A Internet e o xerife
LUÍS NASSIF
A economia sempre caminha na frente do Direito. Primeiro surgem as novas formas de economia, as
novas modalidades de negócio. Quando tomam forma, aparecem os juristas e legisladores, regulando e
dando forma legal a essas operações. Foi assim nos anos 50, quando San Thiago Dantas e José Luiz
Bulhões Pedreira desempenharam papel fundamental no desenho legal dos novos mecanismos de negócio
que surgiram -como o leasing, o financiamento ao consumidor, as letras de câmbio etc. Ou, como dizia o
ex-czar da economia Delfim Netto, primeiro se faz o faroeste e depois se traz o xerife.
A Internet brasileira já está suficientemente madura para demandar leis e regulamentos, que garantam
direitos e contratos, mas não sufoquem a criatividade do setor.
No próximo mês de novembro haverá seminário internacional em São Paulo com a presença de pelo
menos quatro conferencistas internacionais – destinados a lançar as bases de uma legislação ampla para o
setor. Do seminário deverão participar as principais autoridades federais envolvidas com a matéria.
Um dos pontos essenciais da regulação é a questão da assinatura digital – elemento essencial para acabar
com o passeio de papéis pelo setor público e privado. Hoje em dia existem firmas de certificação de
assinatura que garantem apenas que o e-mail que se envia de um computador chegou sem desvios no
remetente. Mas não garante a identidade real do remetente. Esses certificados podem ser obtidos em
certificadoras estrangeiras, como a Verysign.
A assinatura digital é mais que isso. Há a necessidade de uma certificadora nacional, que, a exemplo dos
cartórios, receba documentos do autor e garanta que a assinatura digital é de uma pessoa com RG e CIC
identificados. Não é o único tema a ser abordado. O "spam" (envio simultâneo de mensagens) também
deverá ser regulado. Nos Estados Unidos existem multas severas para que pratica o "spam". Além disso,
há restrições ao uso de malas diretas de e-mail, sem o consentimento do titular. Se o "spam" visa atingir a
reputação alheia, nesse caso o autor incorre em crimes já previstos no Código Penal e no Código Civil do
Brasil. No caso de salas de discussão, bate-bocas entre "nicks" não são matéria penal. Mas, caso um dos
internautas divulgue o nome da parte contrária com acusações, será suscetível a uma ação penal. Já existe
em tramitação projeto de lei do deputado Nelson Proença regulando o "spam" eleitoral.

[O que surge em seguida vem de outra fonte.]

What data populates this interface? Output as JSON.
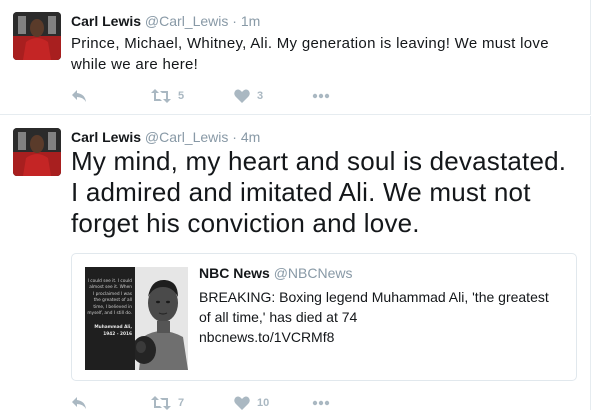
{
  "colors": {
    "text": "#14171a",
    "muted": "#8899a6",
    "action_icon": "#aab8c2",
    "border": "#e6ecf0"
  },
  "tweets": [
    {
      "author_name": "Carl Lewis",
      "author_handle": "@Carl_Lewis",
      "separator": "·",
      "time": "1m",
      "text": "Prince,  Michael,  Whitney, Ali.  My generation is leaving!  We must love while we are here!",
      "actions": {
        "reply_icon": "reply-icon",
        "retweet_icon": "retweet-icon",
        "retweet_count": "5",
        "like_icon": "heart-icon",
        "like_count": "3",
        "more_icon": "more-icon"
      }
    },
    {
      "author_name": "Carl Lewis",
      "author_handle": "@Carl_Lewis",
      "separator": "·",
      "time": "4m",
      "text": "My mind, my heart and soul is devastated. I admired and imitated Ali.  We must not forget his conviction and love.",
      "quoted": {
        "author_name": "NBC News",
        "author_handle": "@NBCNews",
        "text": "BREAKING: Boxing legend Muhammad Ali, 'the greatest of all time,' has died at 74",
        "link": "nbcnews.to/1VCRMf8",
        "image_quote": "I could see it. I could almost see it. When I proclaimed I was the greatest of all time, I believed in myself, and I still do.",
        "image_credit": "Muhammad Ali, 1942 - 2016"
      },
      "actions": {
        "reply_icon": "reply-icon",
        "retweet_icon": "retweet-icon",
        "retweet_count": "7",
        "like_icon": "heart-icon",
        "like_count": "10",
        "more_icon": "more-icon"
      }
    }
  ]
}
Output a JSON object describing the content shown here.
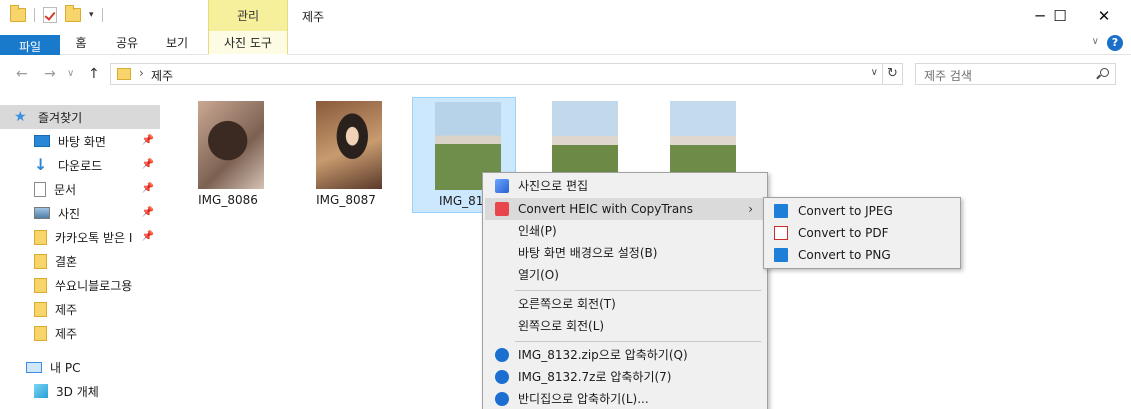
{
  "window": {
    "title": "제주",
    "context_tab_header": "관리",
    "controls": {
      "minimize": "─",
      "maximize": "☐",
      "close": "✕"
    }
  },
  "ribbon": {
    "tabs": [
      "파일",
      "홈",
      "공유",
      "보기"
    ],
    "context_tab": "사진 도구",
    "help": "?"
  },
  "address": {
    "path": "제주",
    "search_placeholder": "제주 검색"
  },
  "sidebar": {
    "items": [
      {
        "label": "즐겨찾기",
        "icon": "star-icon",
        "pinned": false,
        "selected": true
      },
      {
        "label": "바탕 화면",
        "icon": "desktop-icon",
        "pinned": true
      },
      {
        "label": "다운로드",
        "icon": "download-arrow-icon",
        "pinned": true
      },
      {
        "label": "문서",
        "icon": "document-icon",
        "pinned": true
      },
      {
        "label": "사진",
        "icon": "pictures-icon",
        "pinned": true
      },
      {
        "label": "카카오톡 받은 I",
        "icon": "folder-icon",
        "pinned": true
      },
      {
        "label": "결혼",
        "icon": "folder-icon",
        "pinned": false
      },
      {
        "label": "쑤요니블로그용",
        "icon": "folder-icon",
        "pinned": false
      },
      {
        "label": "제주",
        "icon": "folder-icon",
        "pinned": false
      },
      {
        "label": "제주",
        "icon": "folder-icon",
        "pinned": false
      },
      {
        "label": "내 PC",
        "icon": "pc-icon",
        "pinned": false
      },
      {
        "label": "3D 개체",
        "icon": "cube-icon",
        "pinned": false
      }
    ]
  },
  "files": [
    {
      "name": "IMG_8086",
      "selected": false
    },
    {
      "name": "IMG_8087",
      "selected": false
    },
    {
      "name": "IMG_813",
      "selected": true
    },
    {
      "name": "",
      "selected": false
    },
    {
      "name": "",
      "selected": false
    }
  ],
  "context_menu": {
    "items": [
      {
        "label": "사진으로 편집",
        "icon": "photos-edit-icon"
      },
      {
        "label": "Convert HEIC with CopyTrans",
        "icon": "copytrans-heic-icon",
        "submenu": true,
        "highlighted": true
      },
      {
        "label": "인쇄(P)"
      },
      {
        "label": "바탕 화면 배경으로 설정(B)"
      },
      {
        "label": "열기(O)"
      },
      {
        "label": "오른쪽으로 회전(T)"
      },
      {
        "label": "왼쪽으로 회전(L)"
      },
      {
        "label": "IMG_8132.zip으로 압축하기(Q)",
        "icon": "bandizip-icon"
      },
      {
        "label": "IMG_8132.7z로 압축하기(7)",
        "icon": "bandizip-icon"
      },
      {
        "label": "반디집으로 압축하기(L)...",
        "icon": "bandizip-icon"
      }
    ]
  },
  "submenu": {
    "items": [
      {
        "label": "Convert to JPEG",
        "icon": "jpeg-image-icon"
      },
      {
        "label": "Convert to PDF",
        "icon": "pdf-icon"
      },
      {
        "label": "Convert to PNG",
        "icon": "png-image-icon"
      }
    ]
  },
  "colors": {
    "file_tab": "#1979ca",
    "context_tab": "#f6ef9c",
    "selection": "#cce8ff",
    "menu_bg": "#f0f0f0"
  }
}
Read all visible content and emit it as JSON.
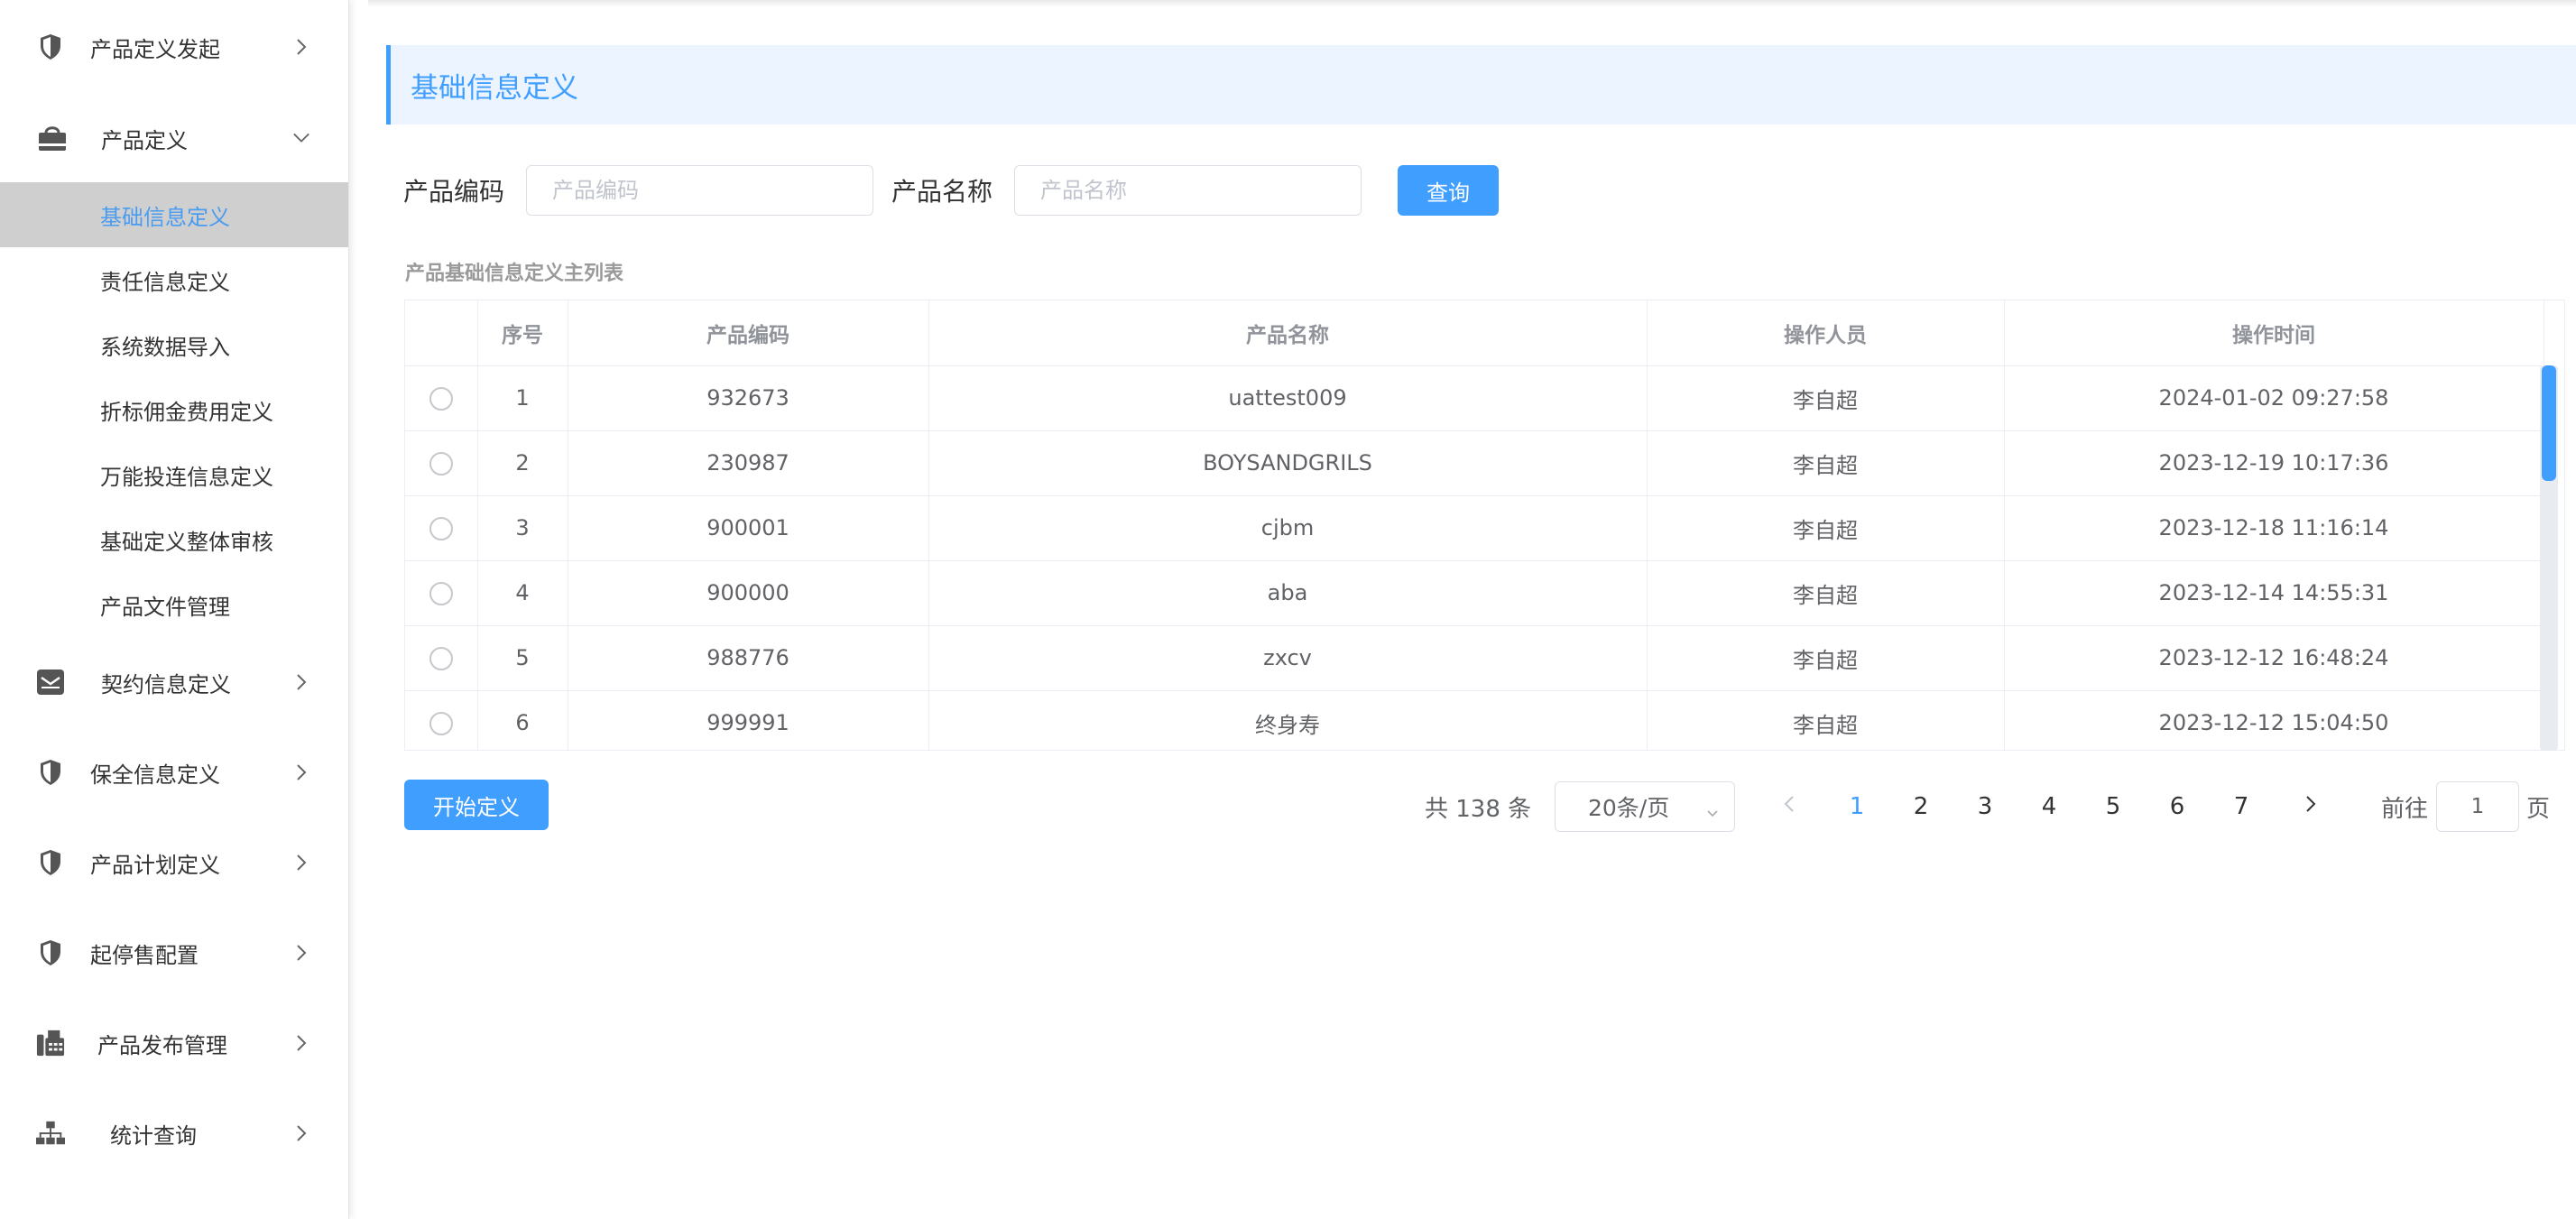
{
  "sidebar": {
    "items": [
      {
        "label": "产品定义发起",
        "icon": "shield-icon",
        "expanded": false
      },
      {
        "label": "产品定义",
        "icon": "shopping-bag-icon",
        "expanded": true
      },
      {
        "label": "契约信息定义",
        "icon": "envelope-icon",
        "expanded": false
      },
      {
        "label": "保全信息定义",
        "icon": "shield-icon",
        "expanded": false
      },
      {
        "label": "产品计划定义",
        "icon": "shield-icon",
        "expanded": false
      },
      {
        "label": "起停售配置",
        "icon": "shield-icon",
        "expanded": false
      },
      {
        "label": "产品发布管理",
        "icon": "fax-icon",
        "expanded": false
      },
      {
        "label": "统计查询",
        "icon": "sitemap-icon",
        "expanded": false
      }
    ],
    "submenu": [
      {
        "label": "基础信息定义",
        "active": true
      },
      {
        "label": "责任信息定义",
        "active": false
      },
      {
        "label": "系统数据导入",
        "active": false
      },
      {
        "label": "折标佣金费用定义",
        "active": false
      },
      {
        "label": "万能投连信息定义",
        "active": false
      },
      {
        "label": "基础定义整体审核",
        "active": false
      },
      {
        "label": "产品文件管理",
        "active": false
      }
    ]
  },
  "page": {
    "title": "基础信息定义"
  },
  "search": {
    "code_label": "产品编码",
    "code_placeholder": "产品编码",
    "name_label": "产品名称",
    "name_placeholder": "产品名称",
    "query_button": "查询"
  },
  "table": {
    "caption": "产品基础信息定义主列表",
    "columns": [
      "",
      "序号",
      "产品编码",
      "产品名称",
      "操作人员",
      "操作时间"
    ],
    "rows": [
      {
        "index": "1",
        "code": "932673",
        "name": "uattest009",
        "operator": "李自超",
        "time": "2024-01-02 09:27:58"
      },
      {
        "index": "2",
        "code": "230987",
        "name": "BOYSANDGRILS",
        "operator": "李自超",
        "time": "2023-12-19 10:17:36"
      },
      {
        "index": "3",
        "code": "900001",
        "name": "cjbm",
        "operator": "李自超",
        "time": "2023-12-18 11:16:14"
      },
      {
        "index": "4",
        "code": "900000",
        "name": "aba",
        "operator": "李自超",
        "time": "2023-12-14 14:55:31"
      },
      {
        "index": "5",
        "code": "988776",
        "name": "zxcv",
        "operator": "李自超",
        "time": "2023-12-12 16:48:24"
      },
      {
        "index": "6",
        "code": "999991",
        "name": "终身寿",
        "operator": "李自超",
        "time": "2023-12-12 15:04:50"
      }
    ]
  },
  "actions": {
    "start_button": "开始定义"
  },
  "pagination": {
    "total": "共 138 条",
    "page_size": "20条/页",
    "pages": [
      "1",
      "2",
      "3",
      "4",
      "5",
      "6",
      "7"
    ],
    "current_page": "1",
    "goto_prefix": "前往",
    "goto_value": "1",
    "goto_suffix": "页"
  },
  "colors": {
    "primary": "#409eff",
    "active_menu_bg": "#cfcfcf",
    "title_bar_bg": "#ecf5ff"
  }
}
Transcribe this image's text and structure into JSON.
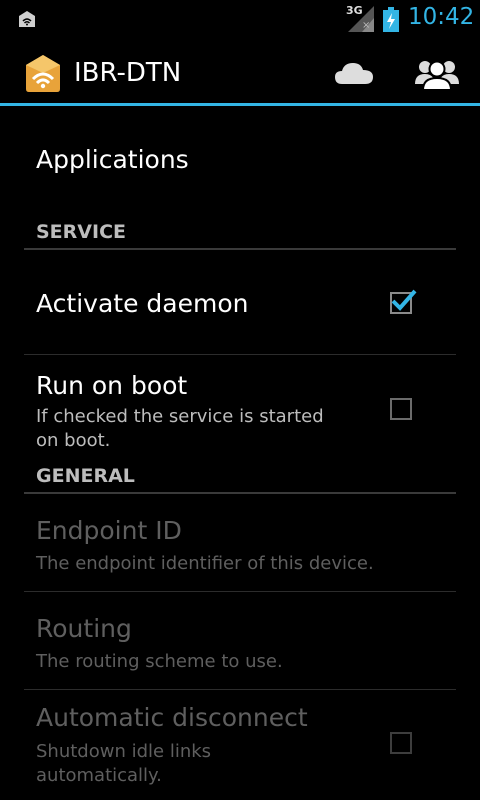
{
  "status_bar": {
    "network_type": "3G",
    "time": "10:42"
  },
  "action_bar": {
    "title": "IBR-DTN"
  },
  "list": {
    "applications": {
      "title": "Applications"
    },
    "service_header": "SERVICE",
    "activate_daemon": {
      "title": "Activate daemon",
      "checked": true
    },
    "run_on_boot": {
      "title": "Run on boot",
      "summary": "If checked the service is started on boot.",
      "checked": false
    },
    "general_header": "GENERAL",
    "endpoint_id": {
      "title": "Endpoint ID",
      "summary": "The endpoint identifier of this device.",
      "enabled": false
    },
    "routing": {
      "title": "Routing",
      "summary": "The routing scheme to use.",
      "enabled": false
    },
    "auto_disconnect": {
      "title": "Automatic disconnect",
      "summary": "Shutdown idle links automatically.",
      "enabled": false,
      "checked": false
    }
  },
  "colors": {
    "accent": "#33b5e5",
    "background": "#000000"
  }
}
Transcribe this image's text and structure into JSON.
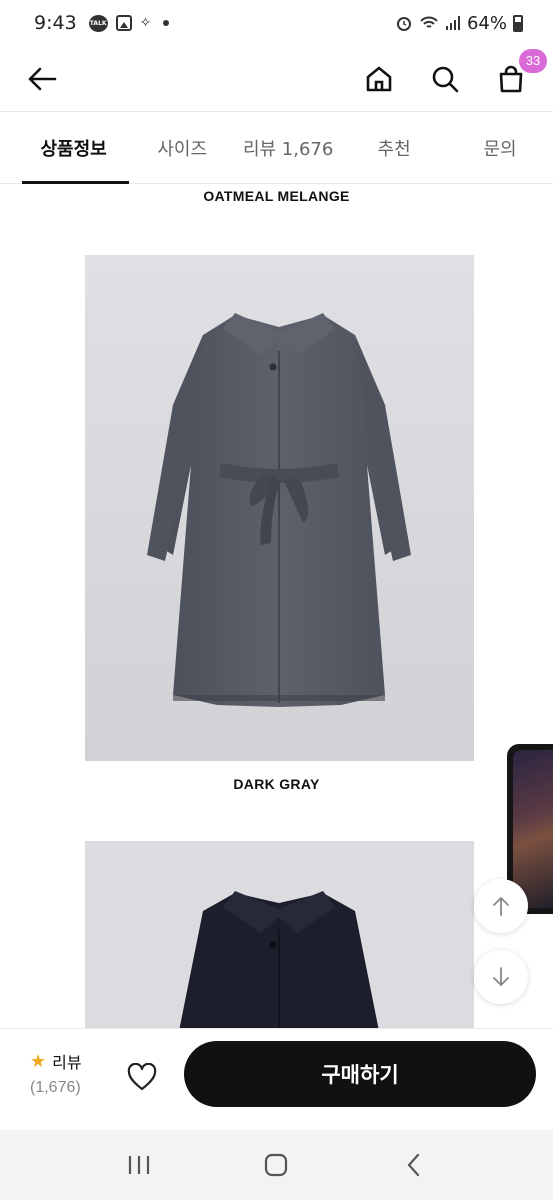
{
  "status_bar": {
    "time": "9:43",
    "talk_badge": "TALK",
    "battery": "64%"
  },
  "header": {
    "cart_count": "33",
    "badge_color": "#d96ad8"
  },
  "tabs": [
    {
      "label": "상품정보",
      "active": true
    },
    {
      "label": "사이즈",
      "active": false
    },
    {
      "label": "리뷰 1,676",
      "active": false
    },
    {
      "label": "추천",
      "active": false
    },
    {
      "label": "문의",
      "active": false
    }
  ],
  "content": {
    "captions": [
      "OATMEAL MELANGE",
      "DARK GRAY"
    ]
  },
  "action_bar": {
    "review_label": "리뷰",
    "review_count": "(1,676)",
    "buy_label": "구매하기",
    "star_color": "#f2a81d"
  },
  "icons": {
    "back": "arrow-left-icon",
    "home": "home-icon",
    "search": "search-icon",
    "cart": "shopping-bag-icon",
    "wishlist": "heart-icon",
    "scroll_up": "arrow-up-icon",
    "scroll_down": "arrow-down-icon"
  }
}
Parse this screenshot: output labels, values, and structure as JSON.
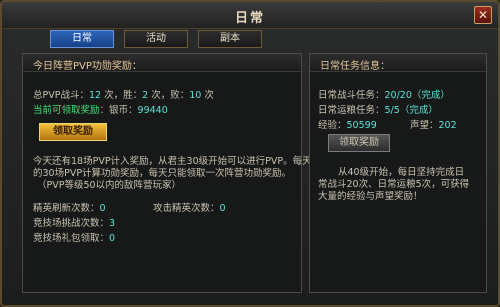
{
  "window": {
    "title": "日常",
    "close": "✕"
  },
  "tabs": [
    {
      "label": "日常",
      "active": true
    },
    {
      "label": "活动",
      "active": false
    },
    {
      "label": "副本",
      "active": false
    }
  ],
  "left": {
    "header": "今日阵营PVP功勋奖励：",
    "pvp_label": "总PVP战斗：",
    "pvp_total": "12",
    "pvp_win_label": "次，胜：",
    "pvp_win": "2",
    "pvp_lose_label": "次，败：",
    "pvp_lose": "10",
    "pvp_unit": "次",
    "reward_label": "当前可领取奖励：",
    "reward_type": "银币：",
    "reward_value": "99440",
    "claim_button": "领取奖励",
    "desc_line1": "今天还有18场PVP计入奖励，从君主30级开始可以进行PVP。每天",
    "desc_line2": "的30场PVP计算功勋奖励，每天只能领取一次阵营功勋奖励。",
    "desc_line3": "（PVP等级50以内的敌阵营玩家）",
    "elite_refresh_label": "精英刷新次数：",
    "elite_refresh_value": "0",
    "elite_attack_label": "攻击精英次数：",
    "elite_attack_value": "0",
    "arena_challenge_label": "竞技场挑战次数：",
    "arena_challenge_value": "3",
    "arena_gift_label": "竞技场礼包领取：",
    "arena_gift_value": "0"
  },
  "right": {
    "header": "日常任务信息：",
    "battle_task_label": "日常战斗任务：",
    "battle_task_value": "20/20",
    "battle_task_status": "（完成）",
    "transport_task_label": "日常运粮任务：",
    "transport_task_value": "5/5",
    "transport_task_status": "（完成）",
    "exp_label": "经验：",
    "exp_value": "50599",
    "prestige_label": "声望：",
    "prestige_value": "202",
    "claim_button": "领取奖励",
    "note_line1": "从40级开始，每日坚持完成日",
    "note_line2": "常战斗20次、日常运粮5次，可获得",
    "note_line3": "大量的经验与声望奖励！"
  }
}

A legislação deverá definir normas claras, que obriguem cada provedor a identificar a autoria das
mensagens – seja em e-mail ou em salas de discussão- para instruir processos. Por enquanto, o e-mail
ainda é uma peça frágil para instruir processos. Tempos atrás, um ex-marido injuriado foi denunciado por
promover uma campanha de difamação contra a ex-mulher pela Internet. Safou-se demonstrando que o email em questão poderia ter sido montado por qualquer pessoa.
Na Internet, no momento em que o usuário se "loga" no provedor, recebe um IP (um número de
identificação), que o acompanhará até que a conexão seja desfeita. A grande dificuldade de regular esta
área são os chamados provedores gratuitos, que, por não ter que cobrar, não identificam seus usuários.
Todos os provedores terão que dispor de dados que permitam identificar quem estava usando determinado
IP em cada momento. Provedores que não dispuserem desses dados poderão ser responsabilizados por
eventuais crimes de calúnia, injúria ou difamação.
Ponto complexo é a questão da compra de produtos estrangeiros pela Internet. Qualquer reclamação do
consumidor deverá ser formulada no país de origem da venda, por meio de advogados lá constituídos.